Velociraptor has a number of VQL plugins which simply block, waiting
for events to occur (These are termed Event plugins
). When an event
occurs, the query returns the event as a single row which is then
streamed to the server to be recorded.
We are able to use this to implement monitoring rules on the endpoint as never ending VQL queries. The Velociraptor server has a list of event artifacts to run on endpoints. When a new endpoint connects, it receives this list of artifacts and begins running them in parallel - and thereby we begin monitoring the endpoint for the specific events we are interested in.
Lets start by inspecting some events from the endpoint. By default,
Velociraptor collects the Generic.Client.Stats
artifact. This
artifact samples the Velociraptor process’s memory and CPU usage
footprint every 10 seconds. This artifact is useful to ensure that
Velociraptor’s impact on the endpoint is acceptable.
Let’s see what our Velociraptor client impact was on June 16. Select
Client Events
in the navigation bar and Generic.Client.Stats
in
the pulldown. You can change the date of interest in the date
selector.
The Client Events
screen renders a report which is defined within
the artifact itself. This means you can customize the report, or write
your own report. See Report Templates for more about customizing your own reports.
The Velociraptor server maintains a list of client event artifacts to monitor.

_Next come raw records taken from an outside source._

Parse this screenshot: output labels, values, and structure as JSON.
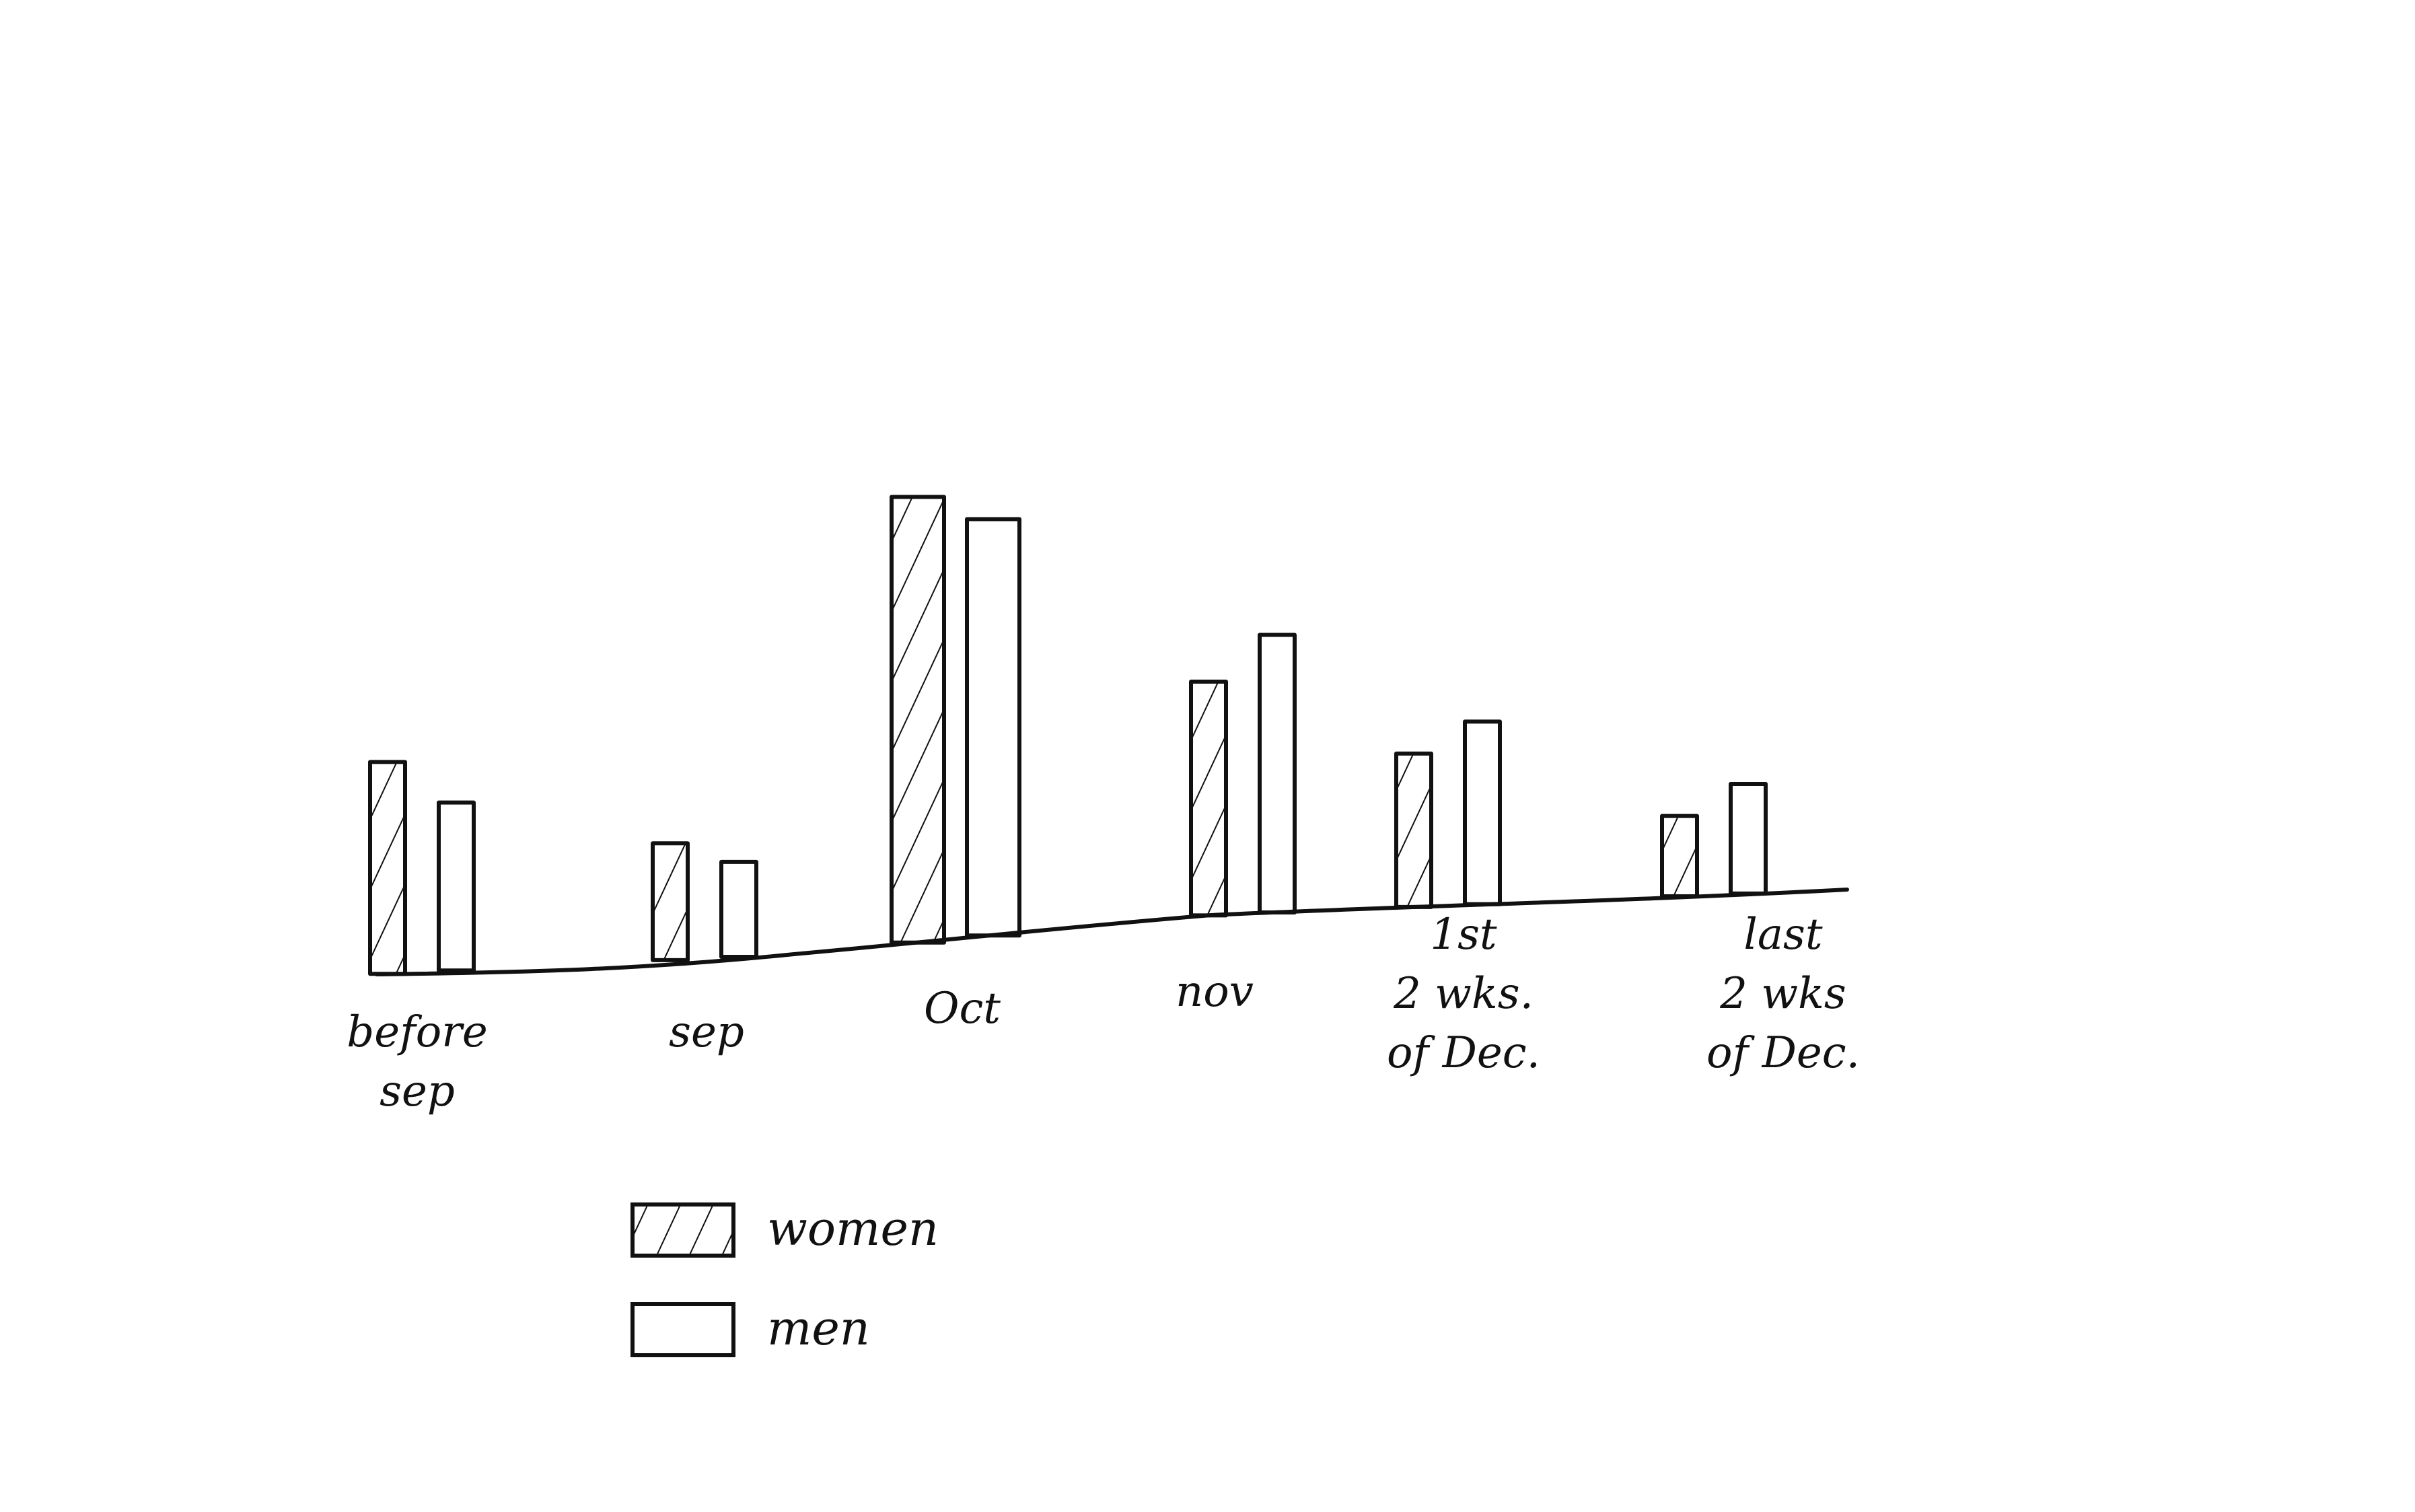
{
  "chart_data": {
    "type": "bar",
    "title": "",
    "xlabel": "",
    "ylabel": "",
    "grid": false,
    "legend": "bottom-left",
    "categories": [
      [
        "before",
        "sep"
      ],
      [
        "sep"
      ],
      [
        "Oct"
      ],
      [
        "nov"
      ],
      [
        "1st",
        "2 wks.",
        "of Dec."
      ],
      [
        "last",
        "2 wks",
        "of Dec."
      ]
    ],
    "series": [
      {
        "name": "women",
        "pattern": "hatched",
        "values": [
          29,
          16,
          61,
          32,
          21,
          11
        ]
      },
      {
        "name": "men",
        "pattern": "empty",
        "values": [
          23,
          13,
          57,
          38,
          25,
          15
        ]
      }
    ],
    "ylim": [
      0,
      70
    ],
    "colors": {
      "ink": "#111111",
      "paper": "#ffffff"
    }
  }
}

You can update this list by clicking the “Update client monitoring artifacts” button.
You can search for client monitoring artifacts to add. Highlighting an existing artifact will display its description and may also add any potential parameters.
In the example above we are monitoring process execution logs via the
Windows.Events.ProcessCreation
artifacts. Let us add also monitor
the endpoint DNS queries via the Windows.Events.DNSQueries
artifact
by adding it, and clicking Save Client Monitoring Artifacts
.
As soon as you save this, clients will begin streaming these events to the server. In this case every DNS query performed on the endpoint will be recorded on the server.

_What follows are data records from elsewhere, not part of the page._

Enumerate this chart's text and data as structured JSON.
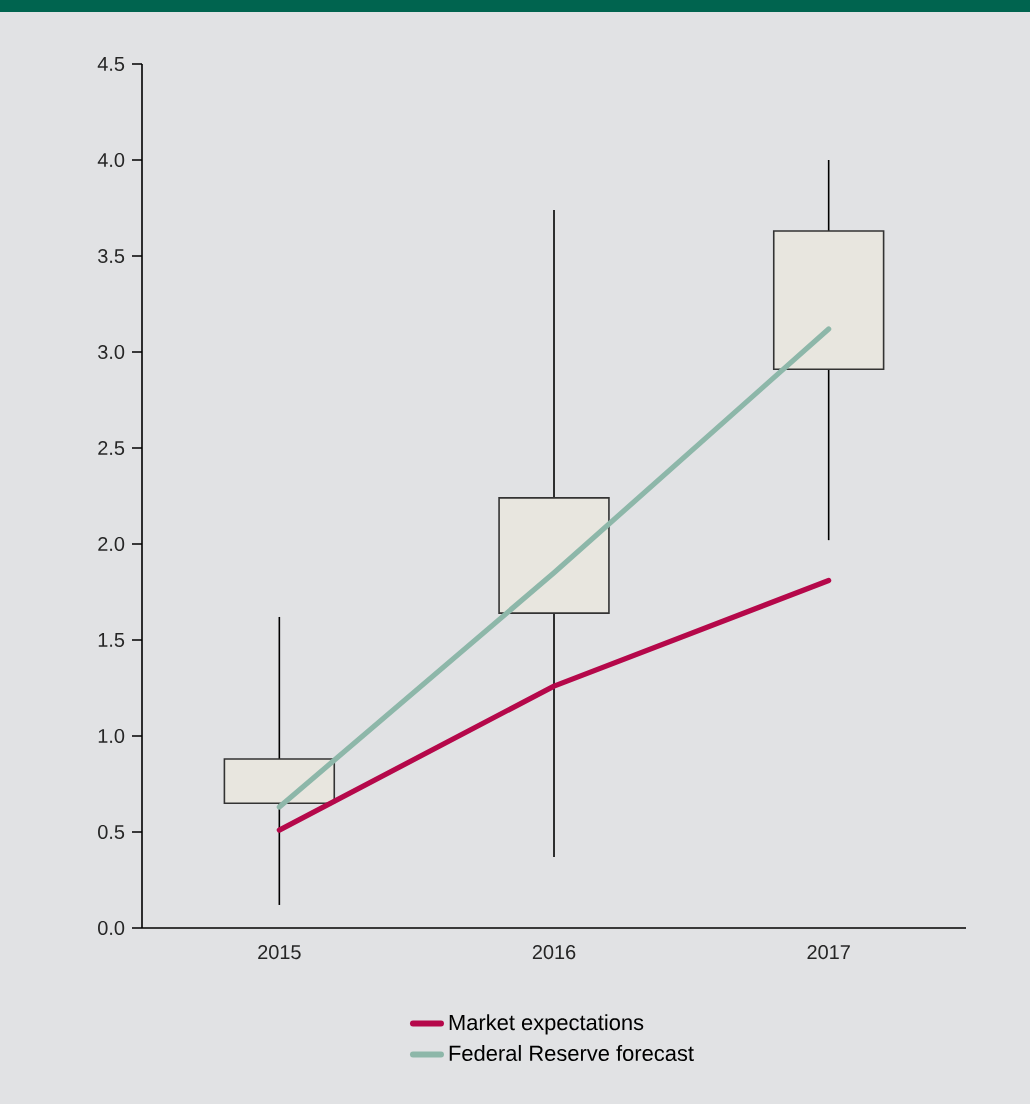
{
  "chart_data": {
    "type": "candlestick",
    "categories": [
      "2015",
      "2016",
      "2017"
    ],
    "ohlc": [
      [
        0.65,
        1.62,
        0.12,
        0.88
      ],
      [
        1.64,
        3.74,
        0.37,
        2.24
      ],
      [
        2.91,
        4.0,
        2.02,
        3.63
      ]
    ],
    "color": "#e8e6df",
    "series": [
      {
        "name": "Market expectations",
        "type": "line",
        "color": "#b5084a",
        "values": [
          0.51,
          1.26,
          1.81
        ]
      },
      {
        "name": "Federal Reserve forecast",
        "type": "line",
        "color": "#8db7a9",
        "values": [
          0.63,
          1.85,
          3.12
        ]
      }
    ],
    "ylim": [
      0,
      4.5
    ],
    "yticks": [
      {
        "value": 0,
        "label": "0.0"
      },
      0.5,
      {
        "value": 1,
        "label": "1.0"
      },
      1.5,
      {
        "value": 2,
        "label": "2.0"
      },
      2.5,
      {
        "value": 3,
        "label": "3.0"
      },
      3.5,
      {
        "value": 4,
        "label": "4.0"
      },
      4.5
    ],
    "legend": "bottom"
  }
}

Let’s look at the DNSQueries performed by this specific endpoint on the 16th June:
The DNS Artifact’s report produces a table of frequency of the DNS
names queried over the day. The table may be filtered (in this case we
check for lookups to any microsoft
domain), and sorted (by lookup
count). This allows us to see if there are excessive connections to
particular domains - these might indicate a C&C connection!